The controversial superstructure, however, has divided the South of Market neighborhood. Designed by Santa Barbara architect Thom Mayne, the building is gray, narrow and engulfed in metal screens that trap sunlight to save energy. Its design has come under fire from The City’s Planning Department for being too industrial.

The building’s backers say the structure is an improvement to the area and will only help the economy. A tower of condos sits to the right of the structure and a large-scale hotel is planned for down the street, Gibson said.

"If you’re bringing in 1,500 employees to work here, you’re going to have stores that are going to want to open up to serve them," she said. "This area has seen its bad days. It’s up and coming now."

Peter Stamison, GSA’s regional administrator, added: "Those high-priced condos would have never been built if this was still a bus station or a vacant lot."

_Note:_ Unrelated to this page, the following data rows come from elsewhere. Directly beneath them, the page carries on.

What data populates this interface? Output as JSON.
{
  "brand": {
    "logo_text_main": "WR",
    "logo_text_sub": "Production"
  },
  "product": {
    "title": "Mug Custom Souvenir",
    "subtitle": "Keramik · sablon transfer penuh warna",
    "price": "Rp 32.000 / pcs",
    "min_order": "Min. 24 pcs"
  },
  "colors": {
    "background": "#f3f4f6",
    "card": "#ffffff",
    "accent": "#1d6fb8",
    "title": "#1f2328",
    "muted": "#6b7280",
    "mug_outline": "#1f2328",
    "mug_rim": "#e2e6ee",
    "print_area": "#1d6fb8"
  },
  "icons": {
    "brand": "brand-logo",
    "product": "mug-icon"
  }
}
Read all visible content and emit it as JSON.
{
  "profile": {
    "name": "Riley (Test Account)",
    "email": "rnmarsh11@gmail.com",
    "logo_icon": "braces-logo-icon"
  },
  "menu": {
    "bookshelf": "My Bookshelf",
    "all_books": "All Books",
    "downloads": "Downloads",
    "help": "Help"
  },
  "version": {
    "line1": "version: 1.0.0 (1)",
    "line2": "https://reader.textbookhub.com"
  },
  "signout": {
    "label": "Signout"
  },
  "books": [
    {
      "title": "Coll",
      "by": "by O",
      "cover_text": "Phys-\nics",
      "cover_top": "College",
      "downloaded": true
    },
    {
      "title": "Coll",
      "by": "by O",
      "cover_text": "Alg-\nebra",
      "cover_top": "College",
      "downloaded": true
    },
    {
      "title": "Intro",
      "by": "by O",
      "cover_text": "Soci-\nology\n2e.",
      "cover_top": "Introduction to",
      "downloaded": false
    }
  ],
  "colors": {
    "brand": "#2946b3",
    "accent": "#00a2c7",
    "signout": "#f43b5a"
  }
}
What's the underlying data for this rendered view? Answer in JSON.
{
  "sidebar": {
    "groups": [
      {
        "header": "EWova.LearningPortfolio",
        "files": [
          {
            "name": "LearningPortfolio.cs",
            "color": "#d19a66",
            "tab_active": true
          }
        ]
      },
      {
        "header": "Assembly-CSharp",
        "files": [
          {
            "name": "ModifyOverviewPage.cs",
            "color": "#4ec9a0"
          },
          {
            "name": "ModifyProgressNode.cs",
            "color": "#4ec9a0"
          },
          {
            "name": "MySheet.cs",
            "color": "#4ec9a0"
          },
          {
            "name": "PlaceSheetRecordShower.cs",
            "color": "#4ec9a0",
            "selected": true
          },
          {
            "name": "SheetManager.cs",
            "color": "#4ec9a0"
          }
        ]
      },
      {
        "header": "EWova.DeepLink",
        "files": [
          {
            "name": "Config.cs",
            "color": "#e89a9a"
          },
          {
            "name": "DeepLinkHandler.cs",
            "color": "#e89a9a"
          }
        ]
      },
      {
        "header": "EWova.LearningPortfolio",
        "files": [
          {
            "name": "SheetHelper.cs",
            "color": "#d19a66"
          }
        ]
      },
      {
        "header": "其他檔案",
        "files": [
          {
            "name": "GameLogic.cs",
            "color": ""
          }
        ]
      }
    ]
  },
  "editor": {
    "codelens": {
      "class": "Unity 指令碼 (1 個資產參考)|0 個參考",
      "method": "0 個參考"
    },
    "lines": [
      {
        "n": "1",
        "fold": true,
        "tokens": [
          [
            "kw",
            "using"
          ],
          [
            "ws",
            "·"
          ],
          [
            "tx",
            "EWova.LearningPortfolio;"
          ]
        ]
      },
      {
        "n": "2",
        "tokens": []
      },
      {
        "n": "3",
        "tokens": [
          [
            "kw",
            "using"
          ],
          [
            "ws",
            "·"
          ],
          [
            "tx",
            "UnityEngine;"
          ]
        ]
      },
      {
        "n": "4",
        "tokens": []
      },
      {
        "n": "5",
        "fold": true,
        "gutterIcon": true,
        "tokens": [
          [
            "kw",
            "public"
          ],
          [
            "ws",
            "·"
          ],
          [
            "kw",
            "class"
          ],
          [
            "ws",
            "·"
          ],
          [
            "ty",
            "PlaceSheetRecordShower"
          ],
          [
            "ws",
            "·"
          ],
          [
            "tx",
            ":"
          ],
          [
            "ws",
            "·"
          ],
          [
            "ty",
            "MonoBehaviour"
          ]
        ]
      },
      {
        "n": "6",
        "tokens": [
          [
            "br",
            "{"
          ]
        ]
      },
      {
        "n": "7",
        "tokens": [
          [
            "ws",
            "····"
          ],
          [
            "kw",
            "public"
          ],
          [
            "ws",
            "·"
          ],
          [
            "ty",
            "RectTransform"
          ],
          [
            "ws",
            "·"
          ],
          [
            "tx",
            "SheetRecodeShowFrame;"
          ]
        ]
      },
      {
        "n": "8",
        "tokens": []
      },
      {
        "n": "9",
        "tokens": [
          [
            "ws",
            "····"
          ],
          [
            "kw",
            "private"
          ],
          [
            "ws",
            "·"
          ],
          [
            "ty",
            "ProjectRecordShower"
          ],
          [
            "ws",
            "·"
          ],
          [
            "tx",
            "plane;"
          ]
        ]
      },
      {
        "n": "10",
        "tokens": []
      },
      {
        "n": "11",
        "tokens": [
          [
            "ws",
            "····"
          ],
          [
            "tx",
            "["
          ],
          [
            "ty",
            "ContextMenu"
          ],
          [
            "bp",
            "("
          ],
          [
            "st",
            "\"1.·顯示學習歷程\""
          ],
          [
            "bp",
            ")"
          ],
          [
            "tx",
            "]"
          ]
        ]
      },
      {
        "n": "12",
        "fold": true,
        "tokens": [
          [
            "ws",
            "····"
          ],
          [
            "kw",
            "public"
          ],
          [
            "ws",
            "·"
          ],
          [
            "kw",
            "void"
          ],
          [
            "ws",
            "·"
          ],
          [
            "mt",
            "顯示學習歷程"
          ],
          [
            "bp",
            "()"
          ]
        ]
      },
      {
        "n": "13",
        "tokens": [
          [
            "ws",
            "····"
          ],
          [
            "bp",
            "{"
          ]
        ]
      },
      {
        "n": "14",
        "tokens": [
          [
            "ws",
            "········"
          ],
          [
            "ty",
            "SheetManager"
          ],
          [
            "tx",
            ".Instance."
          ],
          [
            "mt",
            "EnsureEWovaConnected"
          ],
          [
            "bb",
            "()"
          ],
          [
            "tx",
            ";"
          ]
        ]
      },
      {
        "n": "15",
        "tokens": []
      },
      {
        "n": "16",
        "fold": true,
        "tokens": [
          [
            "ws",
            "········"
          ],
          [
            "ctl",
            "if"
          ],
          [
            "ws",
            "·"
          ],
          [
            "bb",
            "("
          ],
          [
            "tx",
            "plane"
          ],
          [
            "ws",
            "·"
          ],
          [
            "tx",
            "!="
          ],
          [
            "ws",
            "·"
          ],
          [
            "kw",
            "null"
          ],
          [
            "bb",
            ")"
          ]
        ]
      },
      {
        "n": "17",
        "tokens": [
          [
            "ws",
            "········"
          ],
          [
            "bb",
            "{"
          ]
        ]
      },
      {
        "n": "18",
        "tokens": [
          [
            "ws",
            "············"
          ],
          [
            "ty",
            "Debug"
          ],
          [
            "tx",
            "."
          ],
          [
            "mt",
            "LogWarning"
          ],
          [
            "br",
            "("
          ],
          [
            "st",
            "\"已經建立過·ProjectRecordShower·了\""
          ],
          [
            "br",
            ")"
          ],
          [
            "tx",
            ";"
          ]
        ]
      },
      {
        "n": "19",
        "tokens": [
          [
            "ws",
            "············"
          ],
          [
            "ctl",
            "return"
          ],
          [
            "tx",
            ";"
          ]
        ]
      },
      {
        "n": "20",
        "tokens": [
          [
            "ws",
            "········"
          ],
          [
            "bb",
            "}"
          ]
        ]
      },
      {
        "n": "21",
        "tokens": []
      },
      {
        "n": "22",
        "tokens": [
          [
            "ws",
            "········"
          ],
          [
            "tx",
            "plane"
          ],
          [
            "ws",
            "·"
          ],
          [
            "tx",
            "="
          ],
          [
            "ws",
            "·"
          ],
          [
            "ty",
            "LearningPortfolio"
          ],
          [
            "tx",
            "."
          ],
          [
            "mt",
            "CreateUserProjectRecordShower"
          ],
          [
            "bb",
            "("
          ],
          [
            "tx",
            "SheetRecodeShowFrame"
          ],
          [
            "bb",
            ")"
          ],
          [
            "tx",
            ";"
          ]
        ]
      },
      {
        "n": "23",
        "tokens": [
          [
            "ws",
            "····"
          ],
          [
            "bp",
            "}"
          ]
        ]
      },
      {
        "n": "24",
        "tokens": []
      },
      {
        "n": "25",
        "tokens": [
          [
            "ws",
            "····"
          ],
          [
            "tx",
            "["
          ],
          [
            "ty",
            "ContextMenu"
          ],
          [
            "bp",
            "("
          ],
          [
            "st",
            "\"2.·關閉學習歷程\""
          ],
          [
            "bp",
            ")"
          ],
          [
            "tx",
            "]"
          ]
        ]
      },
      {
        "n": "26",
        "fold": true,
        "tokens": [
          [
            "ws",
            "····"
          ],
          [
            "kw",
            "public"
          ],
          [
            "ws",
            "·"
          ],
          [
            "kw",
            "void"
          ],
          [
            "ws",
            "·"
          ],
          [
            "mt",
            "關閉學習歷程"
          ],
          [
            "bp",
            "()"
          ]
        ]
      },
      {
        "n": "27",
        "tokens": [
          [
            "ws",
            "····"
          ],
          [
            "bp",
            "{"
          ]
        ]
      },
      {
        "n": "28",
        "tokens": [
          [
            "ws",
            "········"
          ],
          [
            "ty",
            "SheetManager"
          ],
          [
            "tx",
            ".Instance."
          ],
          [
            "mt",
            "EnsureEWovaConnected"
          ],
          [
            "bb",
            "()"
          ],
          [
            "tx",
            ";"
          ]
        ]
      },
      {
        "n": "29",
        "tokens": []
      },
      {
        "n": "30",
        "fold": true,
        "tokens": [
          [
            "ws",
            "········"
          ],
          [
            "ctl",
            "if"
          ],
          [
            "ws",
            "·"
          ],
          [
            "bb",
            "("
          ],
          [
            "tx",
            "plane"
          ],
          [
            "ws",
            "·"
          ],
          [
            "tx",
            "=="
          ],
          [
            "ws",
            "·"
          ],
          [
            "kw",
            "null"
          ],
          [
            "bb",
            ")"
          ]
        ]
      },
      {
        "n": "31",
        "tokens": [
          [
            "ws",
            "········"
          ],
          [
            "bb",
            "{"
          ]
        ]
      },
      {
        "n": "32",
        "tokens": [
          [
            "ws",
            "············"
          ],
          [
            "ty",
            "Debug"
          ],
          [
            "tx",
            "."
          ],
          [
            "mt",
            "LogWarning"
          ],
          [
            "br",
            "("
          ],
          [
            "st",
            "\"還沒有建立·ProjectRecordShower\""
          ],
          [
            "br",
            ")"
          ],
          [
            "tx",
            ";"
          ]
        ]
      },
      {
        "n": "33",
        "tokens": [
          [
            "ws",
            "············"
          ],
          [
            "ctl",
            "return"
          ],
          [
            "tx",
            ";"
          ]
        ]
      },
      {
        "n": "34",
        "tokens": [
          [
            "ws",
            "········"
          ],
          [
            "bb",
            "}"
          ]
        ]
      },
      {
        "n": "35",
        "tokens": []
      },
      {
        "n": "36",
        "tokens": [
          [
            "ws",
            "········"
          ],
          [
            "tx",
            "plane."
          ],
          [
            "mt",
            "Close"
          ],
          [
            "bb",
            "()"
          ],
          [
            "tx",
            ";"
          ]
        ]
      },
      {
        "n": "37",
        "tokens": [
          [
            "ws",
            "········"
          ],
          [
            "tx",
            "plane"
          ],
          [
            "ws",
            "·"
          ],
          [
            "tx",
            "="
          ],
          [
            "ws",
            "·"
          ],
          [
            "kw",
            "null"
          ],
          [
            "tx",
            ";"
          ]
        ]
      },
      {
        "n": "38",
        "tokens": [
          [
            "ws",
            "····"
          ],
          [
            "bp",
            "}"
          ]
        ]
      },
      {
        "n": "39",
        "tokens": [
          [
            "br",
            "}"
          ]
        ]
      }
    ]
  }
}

Some community members, however, are worried the $144 million complex will force neighboring landlords to raise rents. Durazo said there are a lot of ethnic-specific services in the surrounding area, such as restaurants and garment factories, that will not be able to stay afloat if rents start to rise.

"It’s going to threaten a lot of the businesses in the area," said Chris Durazo, community-planning director for the South of Market Community Action Network.

"It’s built like a fortress. The nature of the building is not conducive to the neighborhood," Durazo added.